Rosa “nasceu” no Assentamento Normandia, em Caruaru e será candidata a deputada estadual; ato de filiação foi sexta (11)

Brasil de Fato | Recife (PE) |
O povo brasileiro precisa construir o seu próprio caminho", afirma Rosa Amorim do MST, no ato de filiação ao PT - Nicolas Gandhi

Na última sexta-feira (11) o Partido dos Trabalhadores (PT) realizou o evento de filiação de Rosa Amorim, militante do MST que será candidata a deputada estadual. O evento aconteceu no Armazém do Campo, mercado de produtos do movimento no centro do Recife. Participaram figuras de destaque do PT no estado, a exemplo do senador Humberto Costa, o deputado federal Carlos Veras, a vereadora Liana Cirne, além do presidente estadual do partido, o deputado Doriel Barros. Também participam da celebração artistas locais como Isaar França, Isadora Melo, Barro, Martins, Luna Vitrolira e outros.

Em seu discurso, Rosa reafirmou que sua candidatura é parte de um conjunto de iniciativas para derrotar o bolsonarismo nas urnas. “Chegamos agora em um momento que digo ser uma das encruzilhadas mais difíceis que o nosso país está vivendo. E somos nós, esse povo que está aqui hoje, que denuncia esse projeto e que vai ser a linha de frente para a gente conseguir derrotar o governo Bolsonaro”, afirma ela sobre a conjuntura política e social em que a sua candidatura estará inserida.
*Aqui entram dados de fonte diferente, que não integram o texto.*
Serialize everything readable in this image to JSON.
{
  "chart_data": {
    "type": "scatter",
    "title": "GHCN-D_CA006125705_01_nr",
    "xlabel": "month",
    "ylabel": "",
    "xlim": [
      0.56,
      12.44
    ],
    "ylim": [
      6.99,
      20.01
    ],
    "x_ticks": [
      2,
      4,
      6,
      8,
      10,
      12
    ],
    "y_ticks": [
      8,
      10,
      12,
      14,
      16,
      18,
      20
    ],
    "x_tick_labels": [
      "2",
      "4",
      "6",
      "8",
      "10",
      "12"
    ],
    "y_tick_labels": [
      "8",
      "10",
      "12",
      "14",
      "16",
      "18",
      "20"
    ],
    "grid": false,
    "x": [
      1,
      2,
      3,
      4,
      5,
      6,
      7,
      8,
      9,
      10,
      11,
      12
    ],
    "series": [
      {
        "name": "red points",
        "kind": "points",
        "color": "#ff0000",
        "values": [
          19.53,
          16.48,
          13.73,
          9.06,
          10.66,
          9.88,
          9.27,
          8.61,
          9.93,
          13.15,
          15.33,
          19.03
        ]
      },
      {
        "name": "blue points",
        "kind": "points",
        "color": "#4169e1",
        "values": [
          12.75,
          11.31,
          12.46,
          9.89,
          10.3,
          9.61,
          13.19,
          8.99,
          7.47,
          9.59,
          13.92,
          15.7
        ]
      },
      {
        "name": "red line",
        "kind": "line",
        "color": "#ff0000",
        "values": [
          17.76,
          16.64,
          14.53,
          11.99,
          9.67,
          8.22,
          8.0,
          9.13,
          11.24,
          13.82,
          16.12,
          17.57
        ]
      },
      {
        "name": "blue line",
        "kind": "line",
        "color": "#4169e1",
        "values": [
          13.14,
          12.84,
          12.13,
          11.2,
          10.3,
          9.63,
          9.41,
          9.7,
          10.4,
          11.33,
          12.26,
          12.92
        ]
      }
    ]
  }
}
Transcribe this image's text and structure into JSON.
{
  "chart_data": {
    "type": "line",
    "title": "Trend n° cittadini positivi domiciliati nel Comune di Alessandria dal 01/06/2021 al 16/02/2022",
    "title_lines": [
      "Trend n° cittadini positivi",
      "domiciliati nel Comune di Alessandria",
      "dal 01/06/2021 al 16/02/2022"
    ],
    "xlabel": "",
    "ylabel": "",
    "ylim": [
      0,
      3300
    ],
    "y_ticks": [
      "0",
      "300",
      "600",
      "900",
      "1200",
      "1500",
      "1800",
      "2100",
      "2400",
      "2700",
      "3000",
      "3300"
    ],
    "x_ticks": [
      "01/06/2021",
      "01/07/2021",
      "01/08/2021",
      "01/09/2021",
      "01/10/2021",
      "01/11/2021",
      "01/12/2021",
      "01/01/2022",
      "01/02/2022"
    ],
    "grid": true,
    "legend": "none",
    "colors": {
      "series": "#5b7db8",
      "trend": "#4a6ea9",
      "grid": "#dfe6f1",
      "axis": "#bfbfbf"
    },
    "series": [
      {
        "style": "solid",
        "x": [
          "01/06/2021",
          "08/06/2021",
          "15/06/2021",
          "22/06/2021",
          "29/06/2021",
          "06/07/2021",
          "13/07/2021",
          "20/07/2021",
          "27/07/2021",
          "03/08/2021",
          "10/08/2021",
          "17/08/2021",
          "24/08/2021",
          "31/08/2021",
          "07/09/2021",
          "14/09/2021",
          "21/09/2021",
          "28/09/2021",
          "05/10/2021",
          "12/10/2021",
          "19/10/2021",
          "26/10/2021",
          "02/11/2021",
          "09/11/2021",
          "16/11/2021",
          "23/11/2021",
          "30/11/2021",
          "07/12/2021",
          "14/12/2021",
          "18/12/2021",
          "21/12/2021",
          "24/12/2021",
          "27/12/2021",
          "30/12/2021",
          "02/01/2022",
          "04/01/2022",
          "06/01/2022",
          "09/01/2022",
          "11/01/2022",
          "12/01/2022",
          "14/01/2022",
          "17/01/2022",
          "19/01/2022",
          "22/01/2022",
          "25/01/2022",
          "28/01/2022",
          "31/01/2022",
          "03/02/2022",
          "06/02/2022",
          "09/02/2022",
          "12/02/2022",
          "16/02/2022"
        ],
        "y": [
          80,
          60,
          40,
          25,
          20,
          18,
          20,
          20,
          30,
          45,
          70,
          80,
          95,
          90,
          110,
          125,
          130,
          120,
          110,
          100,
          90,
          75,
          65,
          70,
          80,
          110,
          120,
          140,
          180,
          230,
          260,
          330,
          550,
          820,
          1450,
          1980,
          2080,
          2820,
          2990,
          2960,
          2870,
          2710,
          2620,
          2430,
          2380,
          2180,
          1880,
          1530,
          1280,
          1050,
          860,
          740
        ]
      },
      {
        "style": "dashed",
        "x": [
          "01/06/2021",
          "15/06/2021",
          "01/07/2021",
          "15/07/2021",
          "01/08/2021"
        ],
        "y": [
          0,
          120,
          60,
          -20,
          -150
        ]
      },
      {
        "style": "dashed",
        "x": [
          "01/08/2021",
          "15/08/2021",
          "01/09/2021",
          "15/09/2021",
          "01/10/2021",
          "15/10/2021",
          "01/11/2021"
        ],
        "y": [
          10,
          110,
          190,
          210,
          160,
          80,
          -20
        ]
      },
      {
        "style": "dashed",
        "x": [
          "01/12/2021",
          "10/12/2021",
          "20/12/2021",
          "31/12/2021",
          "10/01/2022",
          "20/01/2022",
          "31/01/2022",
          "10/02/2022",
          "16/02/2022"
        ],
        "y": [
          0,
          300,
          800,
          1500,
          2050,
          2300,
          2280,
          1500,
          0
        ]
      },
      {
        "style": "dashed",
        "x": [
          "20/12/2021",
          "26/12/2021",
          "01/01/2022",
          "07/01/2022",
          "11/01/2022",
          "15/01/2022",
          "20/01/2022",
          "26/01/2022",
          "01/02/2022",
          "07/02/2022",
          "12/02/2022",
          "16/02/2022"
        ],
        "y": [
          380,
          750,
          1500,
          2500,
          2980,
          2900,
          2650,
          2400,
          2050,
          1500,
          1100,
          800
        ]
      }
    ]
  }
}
No ato, se filiaram outros militantes do movimento sem terra. Jaime Amorim, pai de Rosa e integrante da Direção Nacional do MST, também se filiou ao PT. “Nós tomamos a ideia de filiar a militância ao Partido dos Trabalhadores ou partidos de esquerda para disputar mandatos porque entendemos que para derrotar a extrema direita e o fascismo que está impregnado na estrutura da sociedade, nós temos que estar em todos os fronts de guerra, em todos os fronts da batalha”.

Além do MST,  a atividade contou com a participação de vários movimentos sociais e sindicais, como a Federação dos Trabalhadores Rurais Agricultores e Agricultoras Familiares de Pernambuco (Fetape), a Central Única dos Trabalhadores (CUT) e a Federação Única dos Petroleiros (FUP). Também a UNE, União da Juventude Socialista (UJS), Marcha Mundial das Mulheres, Via Campesina, o Levante Popular da Juventude, o Movimento dos Pequenos Agricultores (MPA), Movimento Camponês Popular (MCP) estiveram presentes com representações.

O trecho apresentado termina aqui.